Neumann: Es gibt mehrere Beweggründe. Bei den jungen Mädchen herrscht eine romantisch-naive Begeisterung für den Dschihad vor. Sie träumen davon, einen Kämpfer zu heiraten und ein großes Abenteuer zu erleben. Andererseits stammen auch viele dieser Frauen aus streng konservativen, muslimischen Familien. Sie nehmen die Reise in den Islamischen Staat fast schon als eine Art Befreiung wahr, weil die Eltern zum Beispiel den Lebenspartner für sie aussuchen wollen und ihnen ein Studium verbieten. Der IS suggeriert ihnen dann ungewohnte Freiheiten.

Wenn Sie einen Blick in die Zukunft wagen: Worauf muss sich Deutschland einstellen, was die Terrorgefahr angeht?

Neumann:
Deutschland steht im Fadenkreuz des IS. Es gibt jeden Monat Aufrufe des IS in deutscher Sprache, Anschläge in Deutschland zu verüben. Der Terror ist ein Thema, das uns leider noch viele Jahre begleiten wird. Das Wichtigste ist, dass wir uns als Gesellschaft davon nicht verrückt machen lassen. Denn das ist ja genau die Absicht der Terroristen. Das ultimative Ziel des Terrorismus ist es nicht, möglichst viele Menschen umzubringen, sondern Gesellschaften zu terrorisieren.
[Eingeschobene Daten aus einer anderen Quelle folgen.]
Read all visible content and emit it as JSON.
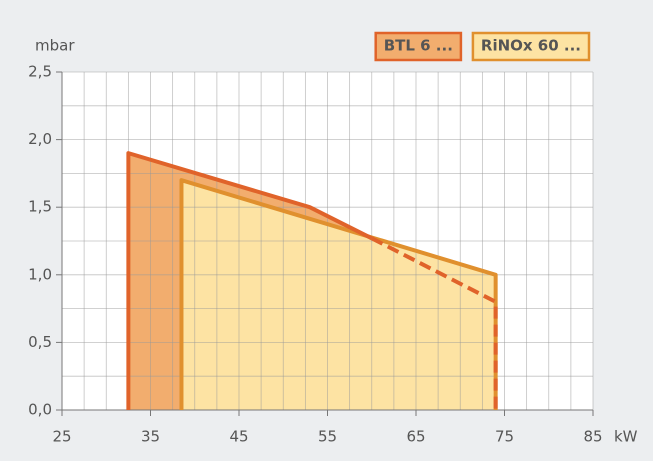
{
  "chart_data": {
    "type": "area",
    "y_label": "mbar",
    "x_label": "kW",
    "xlim": [
      25,
      85
    ],
    "xticks": [
      25,
      35,
      45,
      55,
      65,
      75,
      85
    ],
    "x_minor_step": 2.5,
    "ylim": [
      0,
      2.5
    ],
    "yticks": [
      {
        "value": 0,
        "label": "0,0"
      },
      {
        "value": 0.5,
        "label": "0,5"
      },
      {
        "value": 1,
        "label": "1,0"
      },
      {
        "value": 1.5,
        "label": "1,5"
      },
      {
        "value": 2,
        "label": "2,0"
      },
      {
        "value": 2.5,
        "label": "2,5"
      }
    ],
    "y_minor_step": 0.25,
    "grid": true,
    "legend": "top-right",
    "series": [
      {
        "name": "BTL 6 ...",
        "color": "#e0632a",
        "fill": "#f2ad6e",
        "x": [
          32.5,
          32.5,
          53,
          60,
          74,
          74
        ],
        "values": [
          0,
          1.9,
          1.5,
          1.27,
          0.8,
          0
        ],
        "dash_from_index": 3
      },
      {
        "name": "RiNOx 60 ...",
        "color": "#e0902e",
        "fill": "#fde3a3",
        "x": [
          38.5,
          38.5,
          74,
          74
        ],
        "values": [
          0,
          1.7,
          1,
          0
        ]
      }
    ]
  }
}
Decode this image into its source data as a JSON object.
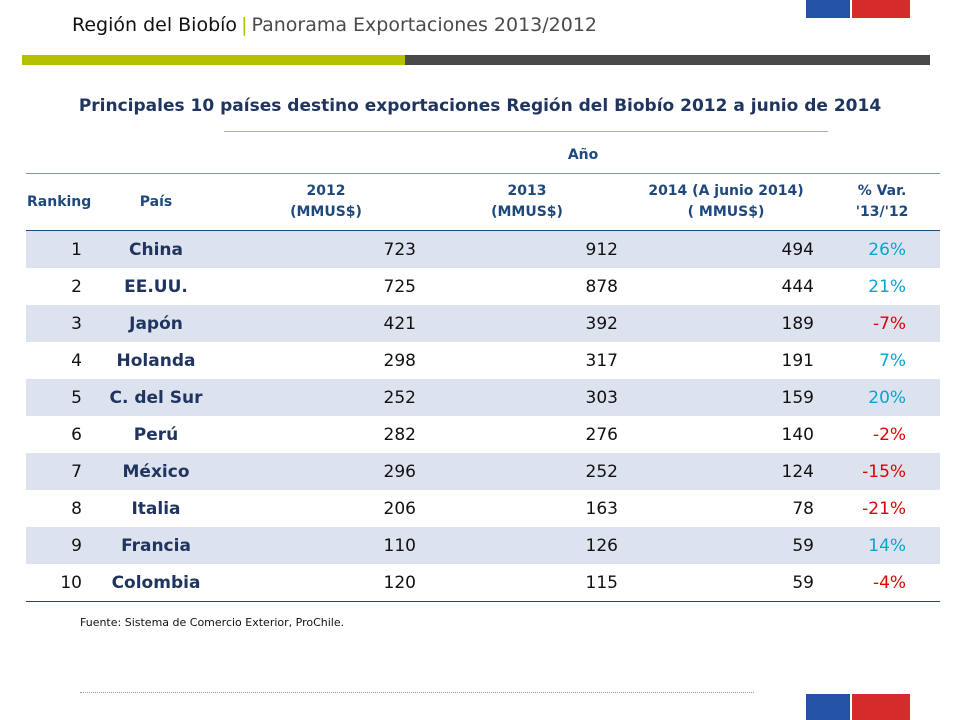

Das heißt: Angst zu säen, Misstrauen zu verbreiten, Gesellschaften zu spalten. Wenn wir das geschehen lassen, wenn wir dieses Spiel der Terroristen mitspielen und sich unsere Gesellschaften immer weiter polarisieren, schaffen wir dadurch die Grundlage für noch mehr Radikalisierung.